Adding robots buys speed, then sends the networking bill upward
Scaling tells the other half of the story. Increasing the team from 10 to 100 agents made every swarm policy faster on Rocky Highland. HERMES dropped from 1198.2 steps to 209.4 steps for 95% coverage; ARES fell from 1096.8 to 274.0. This is the obvious attraction of a swarm: parallelism turns waiting time into coverage, and a larger team can work several terrain pockets at once.
The cost is communication. More robots mean more local coordination, more relay support, more task claims and more message passing. That is not automatically a failure, but it changes the design problem. A planetary swarm has to respect bandwidth, power, scheduling windows and the awkward fact that some links may only exist intermittently. Radios, sadly, do not care how elegant the coverage curve looks.
That is why the proposed swarms keep communication inside the algorithm rather than treating it as a post-processing metric. ARES scores connectivity and relay support during target selection. HERMES can shift into a relay-supporting mode when the mesh looks fragile. Both policies accept that the fastest local move can be the wrong move for the whole mission.
Role composition matters too. More scouts make the frontier grow quickly, but they do not replace the scientific work of rovers. More relays make the mesh safer, but every relay is an agent that is not directly collecting science. More rovers improve sample return, but they can make the team slower and more dependent on carefully maintained links. The 60/25/15 default is a balanced baseline, not a claim that one mixture wins everywhere.
Where next?
The solar system is almost insultingly large. The distances involved do not really fit in the human mind, so we reason about them mathematically, abstractly, at arm's length. And yet we keep sending machines into that scale one careful mission at a time, learning slowly and expensively. That pace made sense while planetary exploration was finding its feet. It is harder to defend as the questions get bigger.

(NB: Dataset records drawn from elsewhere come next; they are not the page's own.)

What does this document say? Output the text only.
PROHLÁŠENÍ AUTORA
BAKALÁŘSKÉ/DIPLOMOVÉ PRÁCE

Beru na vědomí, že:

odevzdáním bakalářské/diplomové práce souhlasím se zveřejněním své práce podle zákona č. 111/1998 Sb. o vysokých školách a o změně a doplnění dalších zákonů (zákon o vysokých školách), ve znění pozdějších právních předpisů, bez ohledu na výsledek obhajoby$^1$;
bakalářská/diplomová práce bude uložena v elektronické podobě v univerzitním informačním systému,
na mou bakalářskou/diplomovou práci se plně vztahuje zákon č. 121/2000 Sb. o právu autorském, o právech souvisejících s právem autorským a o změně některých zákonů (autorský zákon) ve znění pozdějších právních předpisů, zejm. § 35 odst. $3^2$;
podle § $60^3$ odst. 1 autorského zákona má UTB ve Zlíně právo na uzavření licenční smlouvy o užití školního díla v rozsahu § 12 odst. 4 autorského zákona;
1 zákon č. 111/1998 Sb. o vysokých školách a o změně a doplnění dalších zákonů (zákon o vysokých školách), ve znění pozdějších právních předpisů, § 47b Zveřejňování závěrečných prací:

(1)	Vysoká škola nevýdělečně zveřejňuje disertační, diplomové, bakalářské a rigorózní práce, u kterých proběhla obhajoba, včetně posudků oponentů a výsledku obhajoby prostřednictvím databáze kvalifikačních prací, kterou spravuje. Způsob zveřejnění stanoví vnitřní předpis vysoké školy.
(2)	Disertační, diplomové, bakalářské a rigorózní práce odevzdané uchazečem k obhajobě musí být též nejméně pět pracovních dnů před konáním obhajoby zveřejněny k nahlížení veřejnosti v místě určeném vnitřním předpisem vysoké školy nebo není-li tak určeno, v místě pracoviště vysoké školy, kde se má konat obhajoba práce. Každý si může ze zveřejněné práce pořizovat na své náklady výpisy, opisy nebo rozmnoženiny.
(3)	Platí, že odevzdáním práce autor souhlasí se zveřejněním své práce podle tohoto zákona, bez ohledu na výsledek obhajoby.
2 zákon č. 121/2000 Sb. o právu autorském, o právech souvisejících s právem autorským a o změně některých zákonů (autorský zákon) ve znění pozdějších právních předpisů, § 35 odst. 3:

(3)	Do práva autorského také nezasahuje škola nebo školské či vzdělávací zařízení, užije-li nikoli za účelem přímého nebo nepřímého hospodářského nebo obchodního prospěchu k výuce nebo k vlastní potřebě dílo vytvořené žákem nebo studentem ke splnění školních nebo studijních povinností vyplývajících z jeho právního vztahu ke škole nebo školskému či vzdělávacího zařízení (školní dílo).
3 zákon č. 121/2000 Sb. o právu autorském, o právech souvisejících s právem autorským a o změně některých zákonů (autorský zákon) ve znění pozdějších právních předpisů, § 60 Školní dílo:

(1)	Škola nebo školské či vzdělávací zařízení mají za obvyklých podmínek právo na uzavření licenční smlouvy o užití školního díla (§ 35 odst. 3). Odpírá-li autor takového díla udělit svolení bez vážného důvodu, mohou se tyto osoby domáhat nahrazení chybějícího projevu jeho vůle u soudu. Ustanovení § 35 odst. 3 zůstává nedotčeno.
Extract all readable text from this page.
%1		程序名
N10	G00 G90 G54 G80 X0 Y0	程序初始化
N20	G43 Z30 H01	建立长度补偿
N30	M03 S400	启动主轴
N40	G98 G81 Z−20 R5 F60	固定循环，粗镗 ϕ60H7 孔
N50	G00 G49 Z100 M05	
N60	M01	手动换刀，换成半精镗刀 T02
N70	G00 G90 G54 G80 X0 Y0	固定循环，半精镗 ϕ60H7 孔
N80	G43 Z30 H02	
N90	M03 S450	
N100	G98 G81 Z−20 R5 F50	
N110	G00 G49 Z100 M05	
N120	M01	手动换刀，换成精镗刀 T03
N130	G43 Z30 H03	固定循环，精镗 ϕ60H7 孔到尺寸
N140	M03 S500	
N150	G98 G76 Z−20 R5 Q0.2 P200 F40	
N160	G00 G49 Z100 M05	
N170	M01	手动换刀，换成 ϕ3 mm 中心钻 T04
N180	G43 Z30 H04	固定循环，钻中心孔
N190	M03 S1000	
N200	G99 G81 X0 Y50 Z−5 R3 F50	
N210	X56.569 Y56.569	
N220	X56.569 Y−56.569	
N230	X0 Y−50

As exploration extends to more moons, more surfaces and more questions worth asking, the old model of a single highly capable machine doing everything starts to feel like the wrong unit of thought. The frontier is not a single site. It is huge, uneven and inconveniently scattered, with valuable science sitting in many places at once. Thinking at that scale means rethinking what an exploration system even looks like.
This work is a small attempt to sit with that problem seriously. What does it look like to explore broadly, to trade some individual precision for collective coverage, and to let a system absorb loss without treating every failure as mission-ending? The simulation is bounded, and the hardware challenges are real. Still, the central argument holds: swarms can do things solo missions structurally cannot, and that gap becomes more important as the targets become more ambitious.
Thinking in large numbers is uncomfortable. It means letting go of the idea that we can monitor every decision, control every route and account for every contingency in advance. That discomfort might be the right place to begin. The next era of exploration will still need brilliant individual machines, but it may also depend on learning to trust coordinated systems that can search, fail, recover and keep going at a scale a single rover was never meant to carry.